Società

Compostela, cammino di morte

Due anni fa un ragazzo è affogato in mare, poche righe frettolose, ma da due anni nessuno spiega perché. E per non turbare un turismo speciale: i morti si moltiplicano lungo il cammino di Santiago de Compostela. Sentieri con trappole non segnalate nella traversata dei Pirenei. E la spiaggia fatale di Finisterre, pellegrinaggio che arriva all’oceano.

Un blog col nome del ragazzo ne ricorda il dramma: Giulio Recusani. Giovanna e Angelo Recusani stanno per pubblicare i documenti del figlio perduto, aveva 25 anni. Vogliono mettere in guardia pellegrini inconsapevoli in marcia dove i pericoli vengono nascosti per non sgonfiare gli affari. Giulio era partito dopo il suicidio di un amico, uno dei 1500 viandanti in cammino solitario nella speranza di sciogliere l’angoscia non risolta. Duecentomila all’anno: religiosi, laici, folle esoteriche ipnotizzate da Paulo Coelho. Le strade della devozione scavalcano i Pirenei, si allargano in Spagna. L’invenzione della tomba di San Giacomo, morto in Palestina appena dopo Cristo, è di un vescovo medievale che ne “scopre” la tomba in Galizia; invenzione rinforzata dal sogno di un condottiero alla vigilia della battaglia contro l’emiro della dominazione araba. Gli appare san Giacomo. Promette di combattere al suo fianco. Nasce la leggenda di Santiago Matamoros, spada che taglia la testa agli infedeli. Statue e dipinti dell’orrore.

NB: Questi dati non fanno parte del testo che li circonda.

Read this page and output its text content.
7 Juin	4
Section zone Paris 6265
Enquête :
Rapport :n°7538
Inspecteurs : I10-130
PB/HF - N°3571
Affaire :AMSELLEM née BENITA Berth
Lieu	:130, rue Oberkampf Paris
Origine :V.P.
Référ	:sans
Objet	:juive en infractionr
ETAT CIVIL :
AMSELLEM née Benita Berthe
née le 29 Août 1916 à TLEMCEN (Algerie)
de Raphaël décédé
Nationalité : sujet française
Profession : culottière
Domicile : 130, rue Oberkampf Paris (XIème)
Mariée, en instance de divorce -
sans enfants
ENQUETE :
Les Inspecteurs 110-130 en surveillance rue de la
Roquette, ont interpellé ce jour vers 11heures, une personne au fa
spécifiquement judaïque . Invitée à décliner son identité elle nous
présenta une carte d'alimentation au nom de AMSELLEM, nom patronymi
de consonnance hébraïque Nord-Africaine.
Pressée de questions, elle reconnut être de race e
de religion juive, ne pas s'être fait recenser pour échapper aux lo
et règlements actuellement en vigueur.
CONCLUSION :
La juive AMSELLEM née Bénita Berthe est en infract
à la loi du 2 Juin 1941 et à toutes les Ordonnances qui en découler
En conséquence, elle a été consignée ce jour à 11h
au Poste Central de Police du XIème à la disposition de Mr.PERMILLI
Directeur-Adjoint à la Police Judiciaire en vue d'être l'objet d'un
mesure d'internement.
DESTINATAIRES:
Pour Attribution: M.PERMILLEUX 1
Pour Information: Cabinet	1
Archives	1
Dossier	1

L’Europa dei nostri giorni comincia così e ancora ne sparge i veleni. Secoli di pellegrini anche se le folle riscoprono la leggenda negli anni 80. Associazioni che promuovono il viaggio, ostelli affidati al volontariato. Notti che costano niente, 5 o 7 euro, ma si pagano cibo e bevande, insomma affare più consistente di quanto è possibile immaginare. E i ristoranti smaniano per far passare il Cammino davanti alle loro vetrine. Mappe ritoccate dagli aggiornamenti commerciali di un turismo religioso a volte senza religione. Nel diario, Giulio confessa la delusione: 900 chilometri per raggiungere il luogo che immaginava di riconciliazione. Si rifugia a Finisterre, fine del mondo dei primi devoti. Spiaggia dorata, 10 minuti dal porto. Tanti cartelli con l’ombrellone invitano a tuffarsi. Un solo avvertimento – solo uno – timidamente contraddice: mare che può essere pericoloso.

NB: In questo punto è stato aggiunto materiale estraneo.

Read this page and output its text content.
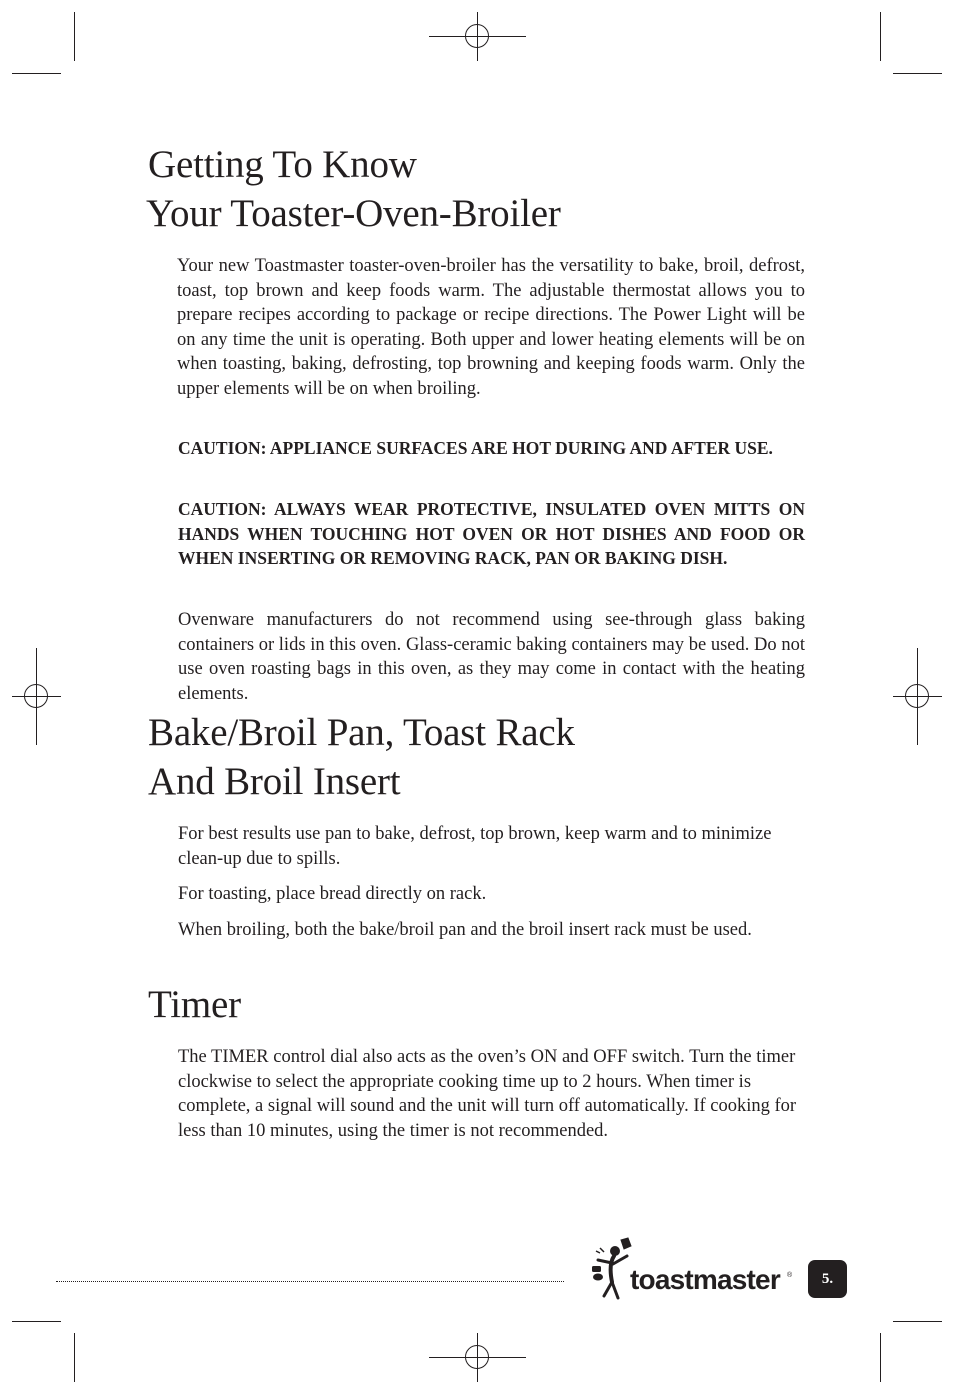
Getting To Know
Your Toaster-Oven-Broiler

Your new Toastmaster toaster-oven-broiler has the versatility to bake, broil, defrost, toast, top brown and keep foods warm. The adjustable thermostat allows you to prepare recipes according to package or recipe directions. The Power Light will be on any time the unit is operating. Both upper and lower heating elements will be on when toasting, baking, defrosting, top browning and keeping foods warm. Only the upper elements will be on when broiling.

CAUTION: APPLIANCE SURFACES ARE HOT DURING AND AFTER USE.

CAUTION: ALWAYS WEAR PROTECTIVE, INSULATED OVEN MITTS ON HANDS WHEN TOUCHING HOT OVEN OR HOT DISHES AND FOOD OR WHEN INSERTING OR REMOVING RACK, PAN OR BAKING DISH.

Ovenware manufacturers do not recommend using see-through glass baking containers or lids in this oven. Glass-ceramic baking containers may be used. Do not use oven roasting bags in this oven, as they may come in contact with the heating elements.

Bake/Broil Pan, Toast Rack
And Broil Insert

For best results use pan to bake, defrost, top brown, keep warm and to minimize clean-up due to spills.

For toasting, place bread directly on rack.

When broiling, both the bake/broil pan and the broil insert rack must be used.

Timer

The TIMER control dial also acts as the oven’s ON and OFF switch. Turn the timer clockwise to select the appropriate cooking time up to 2 hours. When timer is complete, a signal will sound and the unit will turn off automatically. If cooking for less than 10 minutes, using the timer is not recommended.

toastmaster ®	5.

I ragazzi dall’amicizia cresciuta nel camminare si bagnano nell’oceano liscio come un lago. All’improvviso le correnti trascinano al largo. Riescono a salvarsi, Giulio non ce la fa. Gli raccomandano di non affaticarsi: telefonano l’allarme, questione di minuti. Giulio galleggia con gli amici che incoraggiano: galleggia per quasi un’ora, nessuno arriva. Sparisce. Comincia la difesa di una disattenzione che continua a far vittime: crimini per tragedie ignorate. Non si avvisano i pescatori attorno e la barca di un istruttore sub. L’elicottero si alza un’ora dopo.

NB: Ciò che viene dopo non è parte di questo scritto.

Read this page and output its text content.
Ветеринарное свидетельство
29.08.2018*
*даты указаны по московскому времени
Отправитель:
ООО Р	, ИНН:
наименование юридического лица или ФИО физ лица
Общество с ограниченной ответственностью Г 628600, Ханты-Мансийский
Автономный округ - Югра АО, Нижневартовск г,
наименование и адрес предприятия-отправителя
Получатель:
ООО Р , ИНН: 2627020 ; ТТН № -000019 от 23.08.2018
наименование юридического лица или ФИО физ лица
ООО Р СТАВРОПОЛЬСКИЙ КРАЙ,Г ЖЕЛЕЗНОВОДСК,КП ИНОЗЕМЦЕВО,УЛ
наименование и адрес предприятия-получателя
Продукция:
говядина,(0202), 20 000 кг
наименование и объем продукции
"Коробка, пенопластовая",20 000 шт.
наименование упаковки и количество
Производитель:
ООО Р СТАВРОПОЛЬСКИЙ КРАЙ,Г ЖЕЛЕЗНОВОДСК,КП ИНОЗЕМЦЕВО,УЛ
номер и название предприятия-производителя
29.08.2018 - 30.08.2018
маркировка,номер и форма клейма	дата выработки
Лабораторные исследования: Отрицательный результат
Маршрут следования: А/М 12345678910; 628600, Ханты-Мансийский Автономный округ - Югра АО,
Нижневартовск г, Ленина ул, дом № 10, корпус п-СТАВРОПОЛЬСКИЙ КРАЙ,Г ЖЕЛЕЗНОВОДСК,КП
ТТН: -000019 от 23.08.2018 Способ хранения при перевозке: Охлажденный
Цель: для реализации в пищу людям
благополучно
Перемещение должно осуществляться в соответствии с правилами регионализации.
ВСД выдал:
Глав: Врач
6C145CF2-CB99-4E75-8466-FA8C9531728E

Perché? Perché chi poteva accorrere era fuori contratto e nessuno voleva la responsabilità della spesa. Da due anni nascondono i documenti. I tribunali spagnoli continuano a non pretenderli malgrado le interpellanze al Parlamento galiziano. La sola a indignarsi è Carmen Pugliese, storica milanese, in Spagna col sacco in spalla 20 anni fa. Non se ne è più andata. Dirige la “Revista Peregrina” nella quale interpreta il fascino e la fatica del viaggio delle meditazioni. Lo spiega nella introduzione al libro “Viaje a Santiago de Compostela”, diario del carmelitano Giovanni Antonio Naia che camminava nel ‘700. Quando Giulio annega scrive un editoriale di dolore e rabbia: “il Cammino si sta punteggiando di croci che dovrebbero insegnarci qualcosa”. Insomma, l’onestà del proteggere la vita degli altri e non pensare solo ai guadagni. “Mettiamo insegne con teschi, se necessario”. Carmen torna alla spiaggia degli affogati. Nuovi cartelli invitano a fare il bagno. Nessun allarme. Chi sta partendo adesso lo sa.